7 pointsby batelsa month ago7 comments
  • atmosxa month ago
    We use Doppler reminders (secrets manager SaaS - no affiliation, it’s just a tool) and Slack reminders for team notifications.

    Additionally, we use long and detailed commits that act as “howTos” when manual actions is required - we just link to the commit SHA1 even though we have notion. Git docs are evolving more naturally alongside the code. Now ofc with AI fairly high quality docs can be generated and updated automatically.

    • batelsa month ago
      Makes sense.

      Keeping docs close to the code has worked well in my experience too.

  • brownfincha month ago
    Our team uses two methods to help with manual but not yet automated tasks.

    1) Slack Workflow - used to remind us for recurring but not "have to do right away" tasks. Each of us adds a reaction when they complete the task 2) Recurring calendar invite - for important "must do" tasks where we invite the whole team. The 'owner' will accept the meeting

    Being a small team means we each look out of each other, so we kindly remind each other when things could slip through the cracks.

    • batelsa month ago
      I’ve seen similar setups work well in small teams, especially when people actively look out for each other.
  • cpacha month ago
    For recurring and future tasks that are not automated and is not tracked by any other process I have a page in Confluence Cloud. It contains a table where one column has the due date and the other column a short description of the task. Then I have a weekly reminder that reminds me to look at this page.

    If it’s time to do the task but it’s so big that I cannot do it directly I will create a Jira ticket for it.

    When the task is done I either remove it from the list, or bump the due date if it’s a recurring task.

    • batelsa month ago
      This works well as a personal system.

      The cases I’ve been thinking about are team-level recurring tasks, where execution and ownership need to be visible beyond a single person.

  • scrapheapa month ago
    Where possible automate them!

    From my point of view the power of automation for recurring tasks is less to do with time saved, and more to do with making sure that it will get done and be done the same way every time.

    Bonus tip: log the outputs of automated tasks when they run, but only send out notifications of errors - that way you don't train staff to ignore the notifications from the task just because they see it every time the job runs, and instead seeing a notification from it is rare, so they know they need to investigate.

    • batelsa month ago
      Strongly agree. Automation is the ideal outcome whenever possible.

      What I keep running into is the gray area between "can’t be automated yet" and "shouldn’t be automated". Things like reviews, checks, approvals, or manual verifications.

      The notification fatigue point is especially real. If everything notifies, nothing gets attention.

      Do you usually treat non-automatable tasks as exceptions, or do you still rely on routines / trust for those?

      • scrapheapa month ago
        As a team we use Kanban, so everything being worked on gets a ticket and we walk the Kanban board every morning. So if a task is waiting for someone to review it, then it gets highlighted to the whole team each morning. If a task is blocked until something else happens then it gets highlighted to the whole team.

        Walking the board feels a bit awkward and slow at first, but after a few weeks you find that it takes very little time. It certainly works well for us.

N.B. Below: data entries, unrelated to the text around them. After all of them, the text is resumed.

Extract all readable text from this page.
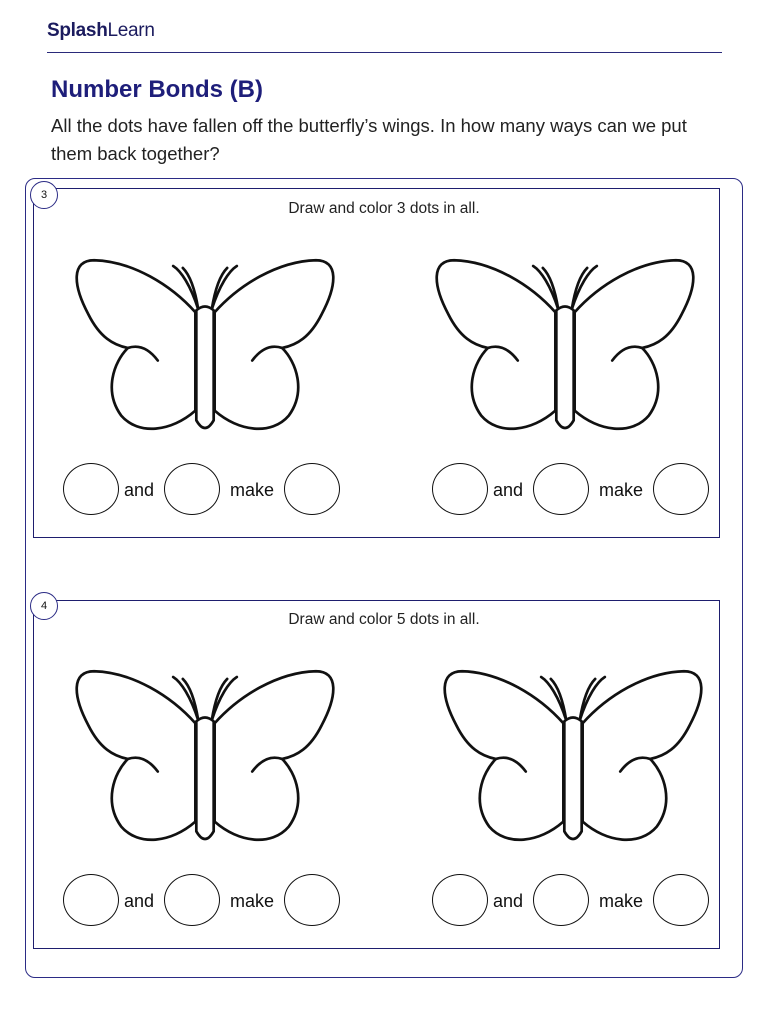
SplashLearn
Number Bonds (B)

All the dots have fallen off the butterfly’s wings. In how many ways can we put them back together?

3
Draw and color 3 dots in all.
and	make	and	make
4
Draw and color 5 dots in all.
and	make	and	make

        • batelsa month ago
          That makes sense.

          I’ve mostly been thinking about lower visibility recurring tasks that don’t always make it onto a board.

  • codingdavea month ago
    If your team is small, it must be people who are organized and trustworthy enough that you don't need to micro-manage them and track their work. If you find things are slipping through the cracks, you don't have the correct small team. The key hiring focus when you are that small is: "Is this person good enough that I can simply tell them to get it done and it will happen, so I can go work on other things?"
    • batelsa month ago
      I agree this works well for one-off or high-signal tasks.

      Where I’ve personally seen friction is with recurring, low-visibility work.

      Things people fully intend to do, but that don’t produce immediate feedback.

  • mindcrasha month ago
    We used to track and plan this ahead in a shared weekly schedule, together with feature work and assignments.

    Any good (agile) collaboration system supports this. We did this succesfully in Azure DevOps and GitLab, for example.

    • batelsa month ago
      That makes sense.

      Did it still feel lightweight enough for very small, administrative routine tasks?

      • mindcrasha month ago
        Yes, something like "Update soon to be expired SSL certificates" as a task with a deadline in the weekly planning.

        The ops team then could assign the task to themselves whenever they were ready to execute. And as a manager it made tracking and follow up a lot easier.

  • grugdev42a month ago
    This might sound crazy, but cronjobs which send emails!

    A simple email reminder will suffice for most things. Assuming you have good employees, they just need gently prodding. :)

    • batelsa month ago
      Agreed, cron + email is very effective.

      The only thing I’ve seen missing sometimes is an explicit acknowledgement, so later you don’t have to rely on memory.